None had food or water, but they were young and strong, he said.

“The first guys out hit the ground like meatballs. They had lost the ability to stand,” he said.

Osburn, who was reunited with McLeod in a POW camp, was told that Germans captured nearly half the men who attempted to escape Shonberg on foot, though he never learned the fate of the other half. He believes that nearly all the drivers in the trucks he was escorting were killed during or shortly after the escape attempt he led.

Lost cause

Ressdorf, for his part, said he never wanted a life in the military.

As a boy, his family moved to Brazil, and he and his brothers were put to work on a coffee plantation. He returned to Germany as a teenager intending to train as an architect, but the German Army got to him first. He said he was drafted in 1937, after applying for a passport to return to Brazil.

Seven years later, he found himself dug into a foxhole in Belgium, a first lieutenant watching his company of paratroopers get cut to pieces by Canadian artillery near the Albert Canal.

Their mission, he said, had been to secure a bridge and prevent the advance of a Canadian tank unit.

The Germans stood little chance without antitank weapons, but the men followed orders and “dug in” in a bid to repel the Allied soldiers, he said. The men were lucky if they survived the opening salvos.

“Within one hour, the field went from green to brown,” he said.” “It looked like a farmer had plowed it.”

Advancing tanks rolled over his men’s positions, burying some alive, and American infantrymen soon followed, winnowing the entrenched paratroopers to just a handful of survivors.

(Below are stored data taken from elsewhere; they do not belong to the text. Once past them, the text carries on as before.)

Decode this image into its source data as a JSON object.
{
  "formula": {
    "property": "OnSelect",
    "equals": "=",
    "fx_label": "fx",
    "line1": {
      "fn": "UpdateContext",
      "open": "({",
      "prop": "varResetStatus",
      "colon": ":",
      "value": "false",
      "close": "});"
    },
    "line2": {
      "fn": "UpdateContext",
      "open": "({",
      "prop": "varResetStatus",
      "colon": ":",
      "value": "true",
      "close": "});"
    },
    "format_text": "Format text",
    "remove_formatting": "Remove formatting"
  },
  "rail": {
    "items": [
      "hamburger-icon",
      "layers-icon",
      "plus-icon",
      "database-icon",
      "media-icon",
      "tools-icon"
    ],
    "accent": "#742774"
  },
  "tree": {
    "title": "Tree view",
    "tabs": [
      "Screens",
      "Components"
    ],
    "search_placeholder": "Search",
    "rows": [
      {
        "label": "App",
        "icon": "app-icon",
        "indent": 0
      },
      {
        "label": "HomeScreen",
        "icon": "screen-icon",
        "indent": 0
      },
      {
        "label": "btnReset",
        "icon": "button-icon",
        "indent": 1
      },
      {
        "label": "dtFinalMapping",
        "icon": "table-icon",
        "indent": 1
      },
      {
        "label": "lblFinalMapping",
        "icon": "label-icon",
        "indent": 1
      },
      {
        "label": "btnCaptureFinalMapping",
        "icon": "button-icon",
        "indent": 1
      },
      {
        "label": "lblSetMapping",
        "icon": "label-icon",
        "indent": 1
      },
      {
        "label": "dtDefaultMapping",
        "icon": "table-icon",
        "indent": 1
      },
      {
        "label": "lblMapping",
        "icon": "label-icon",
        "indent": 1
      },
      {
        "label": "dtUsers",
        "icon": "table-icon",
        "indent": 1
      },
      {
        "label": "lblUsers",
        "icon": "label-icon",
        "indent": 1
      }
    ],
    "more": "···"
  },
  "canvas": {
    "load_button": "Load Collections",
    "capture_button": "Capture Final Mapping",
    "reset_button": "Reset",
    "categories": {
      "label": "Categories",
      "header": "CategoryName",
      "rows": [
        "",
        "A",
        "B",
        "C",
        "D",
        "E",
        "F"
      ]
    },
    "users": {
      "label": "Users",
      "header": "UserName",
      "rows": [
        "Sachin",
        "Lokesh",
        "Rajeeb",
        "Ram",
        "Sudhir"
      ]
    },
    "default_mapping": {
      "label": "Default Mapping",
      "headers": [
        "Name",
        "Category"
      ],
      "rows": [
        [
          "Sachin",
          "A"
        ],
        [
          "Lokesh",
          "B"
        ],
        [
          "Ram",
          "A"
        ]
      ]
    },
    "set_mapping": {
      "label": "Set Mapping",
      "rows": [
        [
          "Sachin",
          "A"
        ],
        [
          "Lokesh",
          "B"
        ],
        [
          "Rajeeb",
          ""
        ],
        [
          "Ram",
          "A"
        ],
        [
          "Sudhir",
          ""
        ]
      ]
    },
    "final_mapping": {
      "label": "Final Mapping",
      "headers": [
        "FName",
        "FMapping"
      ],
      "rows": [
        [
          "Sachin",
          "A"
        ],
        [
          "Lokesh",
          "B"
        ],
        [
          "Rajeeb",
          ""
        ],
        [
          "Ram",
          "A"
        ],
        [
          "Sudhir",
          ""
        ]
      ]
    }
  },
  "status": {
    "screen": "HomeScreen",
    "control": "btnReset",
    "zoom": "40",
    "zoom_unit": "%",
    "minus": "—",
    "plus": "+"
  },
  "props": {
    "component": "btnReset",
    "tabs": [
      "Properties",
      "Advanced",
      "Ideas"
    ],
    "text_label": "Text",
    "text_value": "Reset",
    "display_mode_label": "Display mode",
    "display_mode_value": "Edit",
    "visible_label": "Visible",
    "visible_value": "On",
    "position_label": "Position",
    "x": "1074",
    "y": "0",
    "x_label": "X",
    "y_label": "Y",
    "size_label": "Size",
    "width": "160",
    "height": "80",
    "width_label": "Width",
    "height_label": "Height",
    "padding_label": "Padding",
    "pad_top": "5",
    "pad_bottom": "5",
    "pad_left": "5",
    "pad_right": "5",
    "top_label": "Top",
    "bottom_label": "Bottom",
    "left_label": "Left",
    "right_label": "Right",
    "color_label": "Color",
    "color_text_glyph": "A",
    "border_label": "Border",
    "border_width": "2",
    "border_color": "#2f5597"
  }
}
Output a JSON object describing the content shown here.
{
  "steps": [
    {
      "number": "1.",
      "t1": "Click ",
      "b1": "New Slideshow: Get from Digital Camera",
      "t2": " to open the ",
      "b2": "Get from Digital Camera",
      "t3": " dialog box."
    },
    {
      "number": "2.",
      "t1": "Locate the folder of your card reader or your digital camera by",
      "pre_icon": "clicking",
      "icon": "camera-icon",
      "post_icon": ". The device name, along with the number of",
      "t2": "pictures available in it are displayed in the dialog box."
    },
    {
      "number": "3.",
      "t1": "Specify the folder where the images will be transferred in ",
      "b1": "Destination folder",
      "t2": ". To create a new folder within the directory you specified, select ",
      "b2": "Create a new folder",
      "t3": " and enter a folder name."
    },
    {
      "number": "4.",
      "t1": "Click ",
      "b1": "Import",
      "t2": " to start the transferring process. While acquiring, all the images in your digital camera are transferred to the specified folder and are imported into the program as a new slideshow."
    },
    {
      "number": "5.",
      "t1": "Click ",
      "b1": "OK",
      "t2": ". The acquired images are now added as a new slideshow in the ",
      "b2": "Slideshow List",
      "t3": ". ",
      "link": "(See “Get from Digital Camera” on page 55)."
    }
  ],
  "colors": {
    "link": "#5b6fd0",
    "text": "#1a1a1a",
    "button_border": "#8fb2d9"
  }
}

“After that, we were just a corpse of unit,” he said. “There was nothing left.”

Ressdorf said he withstood the attack for more than two days in a foxhole dug between sturdy groves of oak trees. He remembers being showered by splintered wood as shells erupted around him.

American soldiers eventually spotted him, likely from the flash of his field glasses. They threw heavy bricks at him until he surrendered, he recalled: “I knew it was over. I knew it was a lost cause.”

Back in the U.S.A

As a prisoner of war, Ressdorf endured a period in which his daily ration was a can of vegetable soup and a can of water to be split with another soldier. He ultimately was taken to a prison camp in Scotland.

Upon his release, Ressdorf returned to Germany, and assisted the Americans with the Berlin Airlift that dropped supplies to West Berlin amid a tense confrontation with the Soviet Union.

By his account, he impressed American officers, and they were instrumental in arranging his immigration to the U.S.

In America, he said, he became an ambitious immigrant, determined to establish himself and build a life. He built houses in New Jersey, and in the 1970s moved to Colorado Springs, where he raised two stepchildren with his second wife and grew his construction career.

“I was a general contractor for McDonald’s (restaurants). I built McDonald’s all over the West,” he said proudly.

Osburn, who never stopped thinking about the tragedies he endured in the war, pumped his fist in solidarity as his former enemy described himself as a “full-blooded American.”

“I’m on his team now,” Osburn said with a smile.